Dünya orta sınıfından ibaret değil.
Ben tabi ki, elimde olan kalıplarla/paradigmalarla düşünüyorum. Belki
Kaku’nun tarif ettiği gelecekte, bütün bunlar düşünce sisteminden bile çıkmış
olacak. Ama şu anda, Kaku’nun anlattığı bazı şeyler, benim içine doğduğum ve
içinde yaşadığım dünya/insan algımla örtüşmüyor. Gelecek daha mı iyi olacak
daha mı kötü, değerlendiremiyorum. Sanki şimdi çok matah bi dünyada mı
yaşıyoruz, diyorum bazen. Ya da, şimdi 100 yıl öncesine göre daha iyi bir
durumda mıyız, onu da bilmiyorum. Dünya-doğal kaynaklar vb açısından daha iyi
bir durumda olmadığımız ortada, ama bir kısım insanların -yaşam formu olarak- daha iyi
koşullarda yaşadığı da doğru, ancak... ancak, bugün hala açlıktan ölenleri ne yapacağız?

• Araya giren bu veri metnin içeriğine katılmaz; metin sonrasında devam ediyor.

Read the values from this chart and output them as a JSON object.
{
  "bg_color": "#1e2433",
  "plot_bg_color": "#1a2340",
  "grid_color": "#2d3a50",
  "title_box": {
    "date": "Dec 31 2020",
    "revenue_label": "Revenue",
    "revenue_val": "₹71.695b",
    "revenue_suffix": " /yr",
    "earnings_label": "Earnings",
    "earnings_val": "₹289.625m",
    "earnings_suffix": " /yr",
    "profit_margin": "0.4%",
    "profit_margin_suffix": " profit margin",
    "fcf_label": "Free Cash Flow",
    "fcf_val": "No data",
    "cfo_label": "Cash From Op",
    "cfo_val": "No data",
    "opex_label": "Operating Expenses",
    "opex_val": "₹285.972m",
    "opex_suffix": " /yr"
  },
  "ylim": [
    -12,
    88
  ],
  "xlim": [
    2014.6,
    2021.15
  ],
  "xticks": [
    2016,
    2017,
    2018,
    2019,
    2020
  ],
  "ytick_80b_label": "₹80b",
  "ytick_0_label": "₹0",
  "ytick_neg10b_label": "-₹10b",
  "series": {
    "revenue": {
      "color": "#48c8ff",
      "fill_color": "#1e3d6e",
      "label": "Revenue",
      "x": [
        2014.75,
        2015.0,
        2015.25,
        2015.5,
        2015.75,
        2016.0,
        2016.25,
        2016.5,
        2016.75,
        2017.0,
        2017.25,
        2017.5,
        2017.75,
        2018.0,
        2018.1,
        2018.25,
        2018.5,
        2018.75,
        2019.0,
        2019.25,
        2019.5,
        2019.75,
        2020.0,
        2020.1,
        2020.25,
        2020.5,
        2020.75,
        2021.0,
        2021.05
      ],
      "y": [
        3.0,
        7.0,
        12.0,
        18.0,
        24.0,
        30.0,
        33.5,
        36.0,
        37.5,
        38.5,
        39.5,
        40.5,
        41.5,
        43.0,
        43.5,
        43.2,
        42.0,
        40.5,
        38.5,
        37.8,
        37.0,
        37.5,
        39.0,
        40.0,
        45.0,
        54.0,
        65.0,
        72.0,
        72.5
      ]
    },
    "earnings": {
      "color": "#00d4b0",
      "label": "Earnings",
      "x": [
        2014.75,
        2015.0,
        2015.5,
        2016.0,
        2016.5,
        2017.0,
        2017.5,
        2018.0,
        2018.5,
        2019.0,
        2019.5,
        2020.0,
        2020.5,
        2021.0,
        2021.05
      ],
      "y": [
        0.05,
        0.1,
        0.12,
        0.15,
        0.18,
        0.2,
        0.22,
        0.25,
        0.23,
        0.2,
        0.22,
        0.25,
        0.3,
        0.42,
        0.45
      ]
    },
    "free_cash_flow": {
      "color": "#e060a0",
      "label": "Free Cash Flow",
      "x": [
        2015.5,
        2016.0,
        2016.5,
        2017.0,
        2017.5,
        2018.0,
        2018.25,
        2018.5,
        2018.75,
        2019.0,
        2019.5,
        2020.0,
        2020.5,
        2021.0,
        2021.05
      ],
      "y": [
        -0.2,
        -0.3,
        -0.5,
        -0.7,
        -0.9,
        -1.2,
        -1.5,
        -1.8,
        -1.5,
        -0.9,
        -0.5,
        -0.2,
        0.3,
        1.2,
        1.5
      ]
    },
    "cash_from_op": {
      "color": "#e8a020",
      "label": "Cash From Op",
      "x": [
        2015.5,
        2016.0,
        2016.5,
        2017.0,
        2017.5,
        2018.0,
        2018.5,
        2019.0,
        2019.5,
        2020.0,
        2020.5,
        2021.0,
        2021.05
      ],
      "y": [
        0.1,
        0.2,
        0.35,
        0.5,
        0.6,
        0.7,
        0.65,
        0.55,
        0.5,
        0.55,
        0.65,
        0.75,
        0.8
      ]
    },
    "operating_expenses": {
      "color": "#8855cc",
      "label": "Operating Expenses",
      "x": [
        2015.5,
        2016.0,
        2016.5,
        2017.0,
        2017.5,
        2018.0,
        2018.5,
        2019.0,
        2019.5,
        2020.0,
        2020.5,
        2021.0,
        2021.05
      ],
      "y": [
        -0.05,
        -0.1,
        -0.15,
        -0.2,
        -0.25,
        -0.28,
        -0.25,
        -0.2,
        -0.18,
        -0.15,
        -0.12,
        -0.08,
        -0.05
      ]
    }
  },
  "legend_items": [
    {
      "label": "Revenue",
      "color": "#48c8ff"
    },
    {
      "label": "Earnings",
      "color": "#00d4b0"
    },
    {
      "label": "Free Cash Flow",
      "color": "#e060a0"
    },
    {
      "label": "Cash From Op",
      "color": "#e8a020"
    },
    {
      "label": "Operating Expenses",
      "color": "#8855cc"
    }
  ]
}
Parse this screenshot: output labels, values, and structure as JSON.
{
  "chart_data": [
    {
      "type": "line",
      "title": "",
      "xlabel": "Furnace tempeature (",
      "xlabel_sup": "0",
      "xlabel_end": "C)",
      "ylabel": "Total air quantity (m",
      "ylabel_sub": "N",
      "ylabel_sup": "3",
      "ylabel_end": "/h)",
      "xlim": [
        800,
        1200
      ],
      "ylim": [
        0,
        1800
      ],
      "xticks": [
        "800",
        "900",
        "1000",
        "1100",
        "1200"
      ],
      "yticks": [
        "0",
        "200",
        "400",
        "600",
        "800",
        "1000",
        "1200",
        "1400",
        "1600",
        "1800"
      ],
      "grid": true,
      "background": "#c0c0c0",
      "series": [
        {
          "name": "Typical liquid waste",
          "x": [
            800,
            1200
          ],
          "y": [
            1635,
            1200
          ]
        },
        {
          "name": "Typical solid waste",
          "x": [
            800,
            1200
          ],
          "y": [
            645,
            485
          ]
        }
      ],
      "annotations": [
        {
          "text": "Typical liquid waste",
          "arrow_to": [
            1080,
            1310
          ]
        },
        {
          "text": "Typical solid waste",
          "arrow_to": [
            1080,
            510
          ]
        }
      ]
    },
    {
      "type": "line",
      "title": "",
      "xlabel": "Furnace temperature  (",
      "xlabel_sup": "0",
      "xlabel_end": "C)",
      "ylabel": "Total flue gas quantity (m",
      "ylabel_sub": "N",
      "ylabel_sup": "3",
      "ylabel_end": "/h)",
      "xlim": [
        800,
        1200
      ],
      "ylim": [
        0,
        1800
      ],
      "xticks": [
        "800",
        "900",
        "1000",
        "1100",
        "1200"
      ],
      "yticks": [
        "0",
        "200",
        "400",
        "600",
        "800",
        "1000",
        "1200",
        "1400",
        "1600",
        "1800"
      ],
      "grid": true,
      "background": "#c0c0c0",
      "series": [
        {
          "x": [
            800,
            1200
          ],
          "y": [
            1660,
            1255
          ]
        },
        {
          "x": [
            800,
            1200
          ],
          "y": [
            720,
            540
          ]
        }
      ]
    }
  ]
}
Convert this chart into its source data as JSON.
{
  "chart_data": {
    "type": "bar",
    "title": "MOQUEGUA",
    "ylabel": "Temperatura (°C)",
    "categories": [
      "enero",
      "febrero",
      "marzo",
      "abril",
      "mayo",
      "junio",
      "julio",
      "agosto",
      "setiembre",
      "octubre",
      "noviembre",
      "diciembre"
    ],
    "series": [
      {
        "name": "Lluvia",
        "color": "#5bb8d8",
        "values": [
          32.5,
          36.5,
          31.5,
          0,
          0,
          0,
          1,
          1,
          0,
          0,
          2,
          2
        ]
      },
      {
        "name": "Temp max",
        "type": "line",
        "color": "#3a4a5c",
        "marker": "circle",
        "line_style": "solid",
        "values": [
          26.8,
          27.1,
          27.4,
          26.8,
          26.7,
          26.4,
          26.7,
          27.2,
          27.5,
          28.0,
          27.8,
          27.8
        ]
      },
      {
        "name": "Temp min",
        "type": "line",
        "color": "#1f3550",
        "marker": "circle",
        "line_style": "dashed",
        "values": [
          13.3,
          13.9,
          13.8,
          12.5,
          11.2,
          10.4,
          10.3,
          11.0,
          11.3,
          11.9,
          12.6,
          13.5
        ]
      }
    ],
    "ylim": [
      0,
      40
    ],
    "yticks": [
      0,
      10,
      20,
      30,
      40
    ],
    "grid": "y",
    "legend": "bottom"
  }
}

Yazıyı, Kaku’nun kitabından bir alıntı ile bitirmek istiyorum:
“Bilimin kendisi etik olarak
nötrdür. Bilim iki ucu keskin bir kılıç gibidir. Kılıcın bir tarafı yoksulluğu,
hastalığı ve cehaleti kesebilir. Ancak, kılıcın diğer tarafı da insanları
kesebilir. Bu kudretli kılıcın nasıl kullanılacağı, onu tutanların bilgeliğine
bağlıdır.” (syf.469)
Bakalım gelecekte bu “bilgeler kurulu"nda kimler olacak?
Not: Yapay zeka kısmına hiç
girmediğimi fark etmişinizdir. Bu bence, ayrıca incelenmesi gereken bir konu.
Bununla ilgili fikirlerimi de paylaşacağım yakın zamanda.